Arun Durvasula i Sriram Sankararaman z Uniwersytetu Kalifornii w Los Angeles przeanalizowali genomy czterech społeczności w zachodniej Afryce. Porównano je następnie z genomem neandertalczyków i denisowian za pomocą komputerowego modelu, który pozwala na wykrycie wariacji genetycznych, które mogą pochodzić od innego, nieznanego dotąd przodka człowieka.
W trakcie analiz naukowcy odkryli "ducha" nieznanego gatunku, który ma wkład w DNA współczesnych mieszkańców zachodniej Afryki. Gatunek ten miał krzyżować się z przodkami naszego gatunku zanim na Ziemi pojawili się neandertalczycy. Takie krzyżowanie - zdaniem naukowców - musiało mieć miejsce "przez długi okres".

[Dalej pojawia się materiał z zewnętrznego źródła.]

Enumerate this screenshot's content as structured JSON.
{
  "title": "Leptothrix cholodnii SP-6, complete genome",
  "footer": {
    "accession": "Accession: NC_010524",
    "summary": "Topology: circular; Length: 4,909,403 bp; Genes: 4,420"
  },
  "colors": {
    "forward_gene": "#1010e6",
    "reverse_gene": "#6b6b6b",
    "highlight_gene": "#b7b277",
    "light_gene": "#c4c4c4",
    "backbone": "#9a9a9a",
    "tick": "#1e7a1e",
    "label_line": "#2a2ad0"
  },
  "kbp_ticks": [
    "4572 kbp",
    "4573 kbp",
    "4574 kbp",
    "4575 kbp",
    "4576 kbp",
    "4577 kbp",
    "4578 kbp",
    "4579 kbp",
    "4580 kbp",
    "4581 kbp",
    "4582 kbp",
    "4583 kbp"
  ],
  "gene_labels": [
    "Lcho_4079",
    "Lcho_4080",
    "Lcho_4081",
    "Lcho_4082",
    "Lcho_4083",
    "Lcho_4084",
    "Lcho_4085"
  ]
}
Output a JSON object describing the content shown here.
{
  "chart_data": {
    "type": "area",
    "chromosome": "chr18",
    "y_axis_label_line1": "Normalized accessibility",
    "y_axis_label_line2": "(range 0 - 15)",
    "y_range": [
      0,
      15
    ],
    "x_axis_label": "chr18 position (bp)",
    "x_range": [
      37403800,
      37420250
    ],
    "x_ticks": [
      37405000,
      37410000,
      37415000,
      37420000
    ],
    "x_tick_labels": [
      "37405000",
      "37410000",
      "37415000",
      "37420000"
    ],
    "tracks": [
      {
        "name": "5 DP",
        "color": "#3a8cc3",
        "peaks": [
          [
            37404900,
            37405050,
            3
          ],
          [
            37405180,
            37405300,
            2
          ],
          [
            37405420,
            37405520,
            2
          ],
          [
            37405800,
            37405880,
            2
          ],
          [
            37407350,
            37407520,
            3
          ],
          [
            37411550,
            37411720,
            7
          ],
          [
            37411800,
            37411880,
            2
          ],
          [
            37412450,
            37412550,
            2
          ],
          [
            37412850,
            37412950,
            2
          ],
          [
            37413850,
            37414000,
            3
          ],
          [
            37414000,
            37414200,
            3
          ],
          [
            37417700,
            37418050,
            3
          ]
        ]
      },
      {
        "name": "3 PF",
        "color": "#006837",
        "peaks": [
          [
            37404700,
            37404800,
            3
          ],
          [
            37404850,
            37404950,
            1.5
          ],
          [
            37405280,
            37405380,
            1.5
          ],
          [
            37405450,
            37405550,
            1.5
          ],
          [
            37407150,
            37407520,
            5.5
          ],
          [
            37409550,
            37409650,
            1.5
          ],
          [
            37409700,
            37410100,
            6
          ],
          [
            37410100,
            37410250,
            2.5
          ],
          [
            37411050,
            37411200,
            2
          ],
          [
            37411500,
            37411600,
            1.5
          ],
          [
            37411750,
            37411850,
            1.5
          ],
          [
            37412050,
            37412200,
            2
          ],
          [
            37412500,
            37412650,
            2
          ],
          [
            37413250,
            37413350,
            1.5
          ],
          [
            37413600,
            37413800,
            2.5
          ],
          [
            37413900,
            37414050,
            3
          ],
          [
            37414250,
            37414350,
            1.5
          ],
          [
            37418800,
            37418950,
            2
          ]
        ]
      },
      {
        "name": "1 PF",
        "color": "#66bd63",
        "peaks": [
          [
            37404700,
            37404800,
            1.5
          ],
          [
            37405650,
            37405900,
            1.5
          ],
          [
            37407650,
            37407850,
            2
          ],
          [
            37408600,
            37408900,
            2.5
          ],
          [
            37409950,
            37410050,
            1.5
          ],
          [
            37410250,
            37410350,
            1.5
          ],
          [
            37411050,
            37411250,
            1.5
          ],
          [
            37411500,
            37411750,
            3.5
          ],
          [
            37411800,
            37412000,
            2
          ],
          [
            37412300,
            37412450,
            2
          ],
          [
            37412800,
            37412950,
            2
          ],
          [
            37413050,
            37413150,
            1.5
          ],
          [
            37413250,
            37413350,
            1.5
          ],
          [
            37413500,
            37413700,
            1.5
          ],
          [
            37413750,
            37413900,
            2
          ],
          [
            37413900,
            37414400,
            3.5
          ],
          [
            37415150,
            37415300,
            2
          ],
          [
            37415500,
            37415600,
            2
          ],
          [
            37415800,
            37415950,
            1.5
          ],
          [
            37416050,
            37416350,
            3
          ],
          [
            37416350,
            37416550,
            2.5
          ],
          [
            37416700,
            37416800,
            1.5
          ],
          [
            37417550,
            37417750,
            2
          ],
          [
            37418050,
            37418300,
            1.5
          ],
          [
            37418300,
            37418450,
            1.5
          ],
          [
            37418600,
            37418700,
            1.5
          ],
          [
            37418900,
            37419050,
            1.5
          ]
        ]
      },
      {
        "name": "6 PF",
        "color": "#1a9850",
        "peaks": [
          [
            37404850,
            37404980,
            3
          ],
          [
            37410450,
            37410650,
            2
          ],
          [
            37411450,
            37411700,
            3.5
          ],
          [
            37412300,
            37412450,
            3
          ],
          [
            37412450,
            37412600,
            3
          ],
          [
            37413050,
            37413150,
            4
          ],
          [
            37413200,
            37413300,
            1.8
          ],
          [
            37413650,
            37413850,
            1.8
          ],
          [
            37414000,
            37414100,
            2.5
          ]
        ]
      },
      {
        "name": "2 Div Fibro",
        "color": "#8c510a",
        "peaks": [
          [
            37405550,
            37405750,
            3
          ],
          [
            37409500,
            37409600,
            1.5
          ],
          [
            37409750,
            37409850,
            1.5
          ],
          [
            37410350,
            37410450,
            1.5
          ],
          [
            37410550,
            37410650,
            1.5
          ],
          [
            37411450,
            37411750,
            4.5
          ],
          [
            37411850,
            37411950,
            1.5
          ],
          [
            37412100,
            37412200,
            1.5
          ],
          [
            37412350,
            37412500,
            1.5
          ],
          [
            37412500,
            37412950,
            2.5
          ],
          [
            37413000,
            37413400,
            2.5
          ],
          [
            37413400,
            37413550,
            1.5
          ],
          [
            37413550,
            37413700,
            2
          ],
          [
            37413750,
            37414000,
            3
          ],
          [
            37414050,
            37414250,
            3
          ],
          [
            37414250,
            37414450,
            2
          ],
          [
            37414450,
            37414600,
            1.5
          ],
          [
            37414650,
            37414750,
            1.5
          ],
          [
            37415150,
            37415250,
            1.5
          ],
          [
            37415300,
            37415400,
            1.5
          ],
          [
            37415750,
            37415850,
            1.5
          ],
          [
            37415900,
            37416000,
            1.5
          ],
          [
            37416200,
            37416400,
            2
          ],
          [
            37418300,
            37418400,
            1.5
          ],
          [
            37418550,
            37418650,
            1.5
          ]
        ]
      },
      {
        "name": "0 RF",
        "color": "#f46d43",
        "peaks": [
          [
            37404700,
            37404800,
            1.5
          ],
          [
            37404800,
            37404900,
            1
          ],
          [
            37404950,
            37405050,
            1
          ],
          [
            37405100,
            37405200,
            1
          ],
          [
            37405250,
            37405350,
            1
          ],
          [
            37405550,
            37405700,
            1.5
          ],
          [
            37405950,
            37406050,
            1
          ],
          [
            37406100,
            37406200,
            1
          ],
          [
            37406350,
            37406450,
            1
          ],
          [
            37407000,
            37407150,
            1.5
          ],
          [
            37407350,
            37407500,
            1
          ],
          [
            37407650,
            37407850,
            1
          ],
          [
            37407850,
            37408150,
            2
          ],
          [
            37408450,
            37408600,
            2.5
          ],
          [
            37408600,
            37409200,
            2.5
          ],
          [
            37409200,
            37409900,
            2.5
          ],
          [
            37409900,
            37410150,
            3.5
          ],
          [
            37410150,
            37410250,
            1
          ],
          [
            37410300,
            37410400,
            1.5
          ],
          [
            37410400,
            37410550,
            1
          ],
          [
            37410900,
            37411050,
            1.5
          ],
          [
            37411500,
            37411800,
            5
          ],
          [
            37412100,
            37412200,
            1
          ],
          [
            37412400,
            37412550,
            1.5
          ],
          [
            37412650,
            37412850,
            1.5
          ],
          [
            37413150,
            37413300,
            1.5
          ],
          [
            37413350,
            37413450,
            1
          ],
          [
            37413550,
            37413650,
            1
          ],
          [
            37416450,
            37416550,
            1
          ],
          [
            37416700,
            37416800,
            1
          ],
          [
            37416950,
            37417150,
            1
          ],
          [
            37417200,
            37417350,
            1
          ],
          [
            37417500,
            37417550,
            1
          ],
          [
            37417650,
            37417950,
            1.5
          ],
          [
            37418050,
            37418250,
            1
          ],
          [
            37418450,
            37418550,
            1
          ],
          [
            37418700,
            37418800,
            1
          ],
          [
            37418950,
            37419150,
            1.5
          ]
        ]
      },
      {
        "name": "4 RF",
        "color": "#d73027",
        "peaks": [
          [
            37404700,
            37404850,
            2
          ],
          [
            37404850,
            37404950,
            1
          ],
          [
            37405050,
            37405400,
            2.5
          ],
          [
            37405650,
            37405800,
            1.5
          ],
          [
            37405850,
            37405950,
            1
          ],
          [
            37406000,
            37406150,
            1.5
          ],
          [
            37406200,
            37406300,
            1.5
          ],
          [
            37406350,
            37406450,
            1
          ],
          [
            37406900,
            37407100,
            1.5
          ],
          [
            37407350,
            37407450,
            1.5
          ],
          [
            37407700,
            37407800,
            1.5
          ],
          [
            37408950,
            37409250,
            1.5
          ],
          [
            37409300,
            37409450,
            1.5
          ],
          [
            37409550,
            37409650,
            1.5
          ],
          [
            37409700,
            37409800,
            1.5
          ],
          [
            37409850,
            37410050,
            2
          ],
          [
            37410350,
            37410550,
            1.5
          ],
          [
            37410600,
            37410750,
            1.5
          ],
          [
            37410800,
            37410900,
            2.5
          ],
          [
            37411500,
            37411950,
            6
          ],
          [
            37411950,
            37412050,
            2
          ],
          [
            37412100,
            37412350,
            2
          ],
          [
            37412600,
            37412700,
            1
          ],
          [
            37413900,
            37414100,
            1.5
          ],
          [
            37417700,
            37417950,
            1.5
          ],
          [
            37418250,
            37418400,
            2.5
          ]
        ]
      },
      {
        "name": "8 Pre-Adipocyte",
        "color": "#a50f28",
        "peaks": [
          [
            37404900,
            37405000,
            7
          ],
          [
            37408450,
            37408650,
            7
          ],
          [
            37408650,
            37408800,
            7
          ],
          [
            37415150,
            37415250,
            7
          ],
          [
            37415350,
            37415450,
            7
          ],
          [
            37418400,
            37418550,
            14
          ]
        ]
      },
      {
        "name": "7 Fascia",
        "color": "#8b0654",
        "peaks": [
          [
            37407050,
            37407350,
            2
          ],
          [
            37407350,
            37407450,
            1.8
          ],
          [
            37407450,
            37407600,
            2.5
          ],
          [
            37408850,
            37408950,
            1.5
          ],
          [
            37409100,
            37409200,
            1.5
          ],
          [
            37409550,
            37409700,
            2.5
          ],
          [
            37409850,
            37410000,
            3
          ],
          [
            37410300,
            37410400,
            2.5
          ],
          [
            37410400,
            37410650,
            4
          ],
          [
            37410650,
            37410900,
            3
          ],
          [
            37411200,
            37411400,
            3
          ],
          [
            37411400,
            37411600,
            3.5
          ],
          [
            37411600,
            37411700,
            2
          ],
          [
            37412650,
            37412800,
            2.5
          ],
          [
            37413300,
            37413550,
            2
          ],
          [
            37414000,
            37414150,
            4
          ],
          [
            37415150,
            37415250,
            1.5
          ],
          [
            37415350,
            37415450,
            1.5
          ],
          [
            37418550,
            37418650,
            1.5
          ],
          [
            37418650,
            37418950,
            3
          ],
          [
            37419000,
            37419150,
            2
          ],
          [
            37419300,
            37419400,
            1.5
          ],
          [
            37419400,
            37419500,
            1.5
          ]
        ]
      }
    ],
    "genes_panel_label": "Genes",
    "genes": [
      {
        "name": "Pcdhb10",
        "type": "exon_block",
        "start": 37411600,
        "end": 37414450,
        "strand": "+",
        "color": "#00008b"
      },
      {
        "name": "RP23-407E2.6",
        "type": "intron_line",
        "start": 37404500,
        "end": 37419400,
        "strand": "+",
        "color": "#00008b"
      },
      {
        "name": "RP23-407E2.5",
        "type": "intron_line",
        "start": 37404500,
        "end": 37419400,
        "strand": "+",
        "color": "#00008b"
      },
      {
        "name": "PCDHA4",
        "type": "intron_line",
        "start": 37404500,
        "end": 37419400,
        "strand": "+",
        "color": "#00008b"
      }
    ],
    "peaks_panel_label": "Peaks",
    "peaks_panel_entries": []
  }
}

Jakie geny przekazali przodkom współczesnych ludzi przedstawiciele nieznanego gatunku - to pozostaje zagadką. Jej rozwiązanie wymagałoby analiz genomów współczesnych i dawnych mieszkańców różnych części Afryki - twierdzą naukowcy.
Gatunek, którego dotychczas nie znamy, miał pojawić się na Ziemi ok 600 tys. lat temu. Według Joao C. Teixeiry z Australian Centre for Ancient DNA mogło do tego dojść zanim doszło do oddzielenia się od siebie populacji naszych przodków zamieszkujących Afrykę i inne kontynenty, co oznaczałoby, że wszyscy ludzie noszą w sobie geny nieznanego przodka.
Zdaniem Teixeiry być może czeka nas jeszcze wiele podobnych odkryć, a historia ewolucji człowieka stanie się przez to jeszcze bardziej złożona.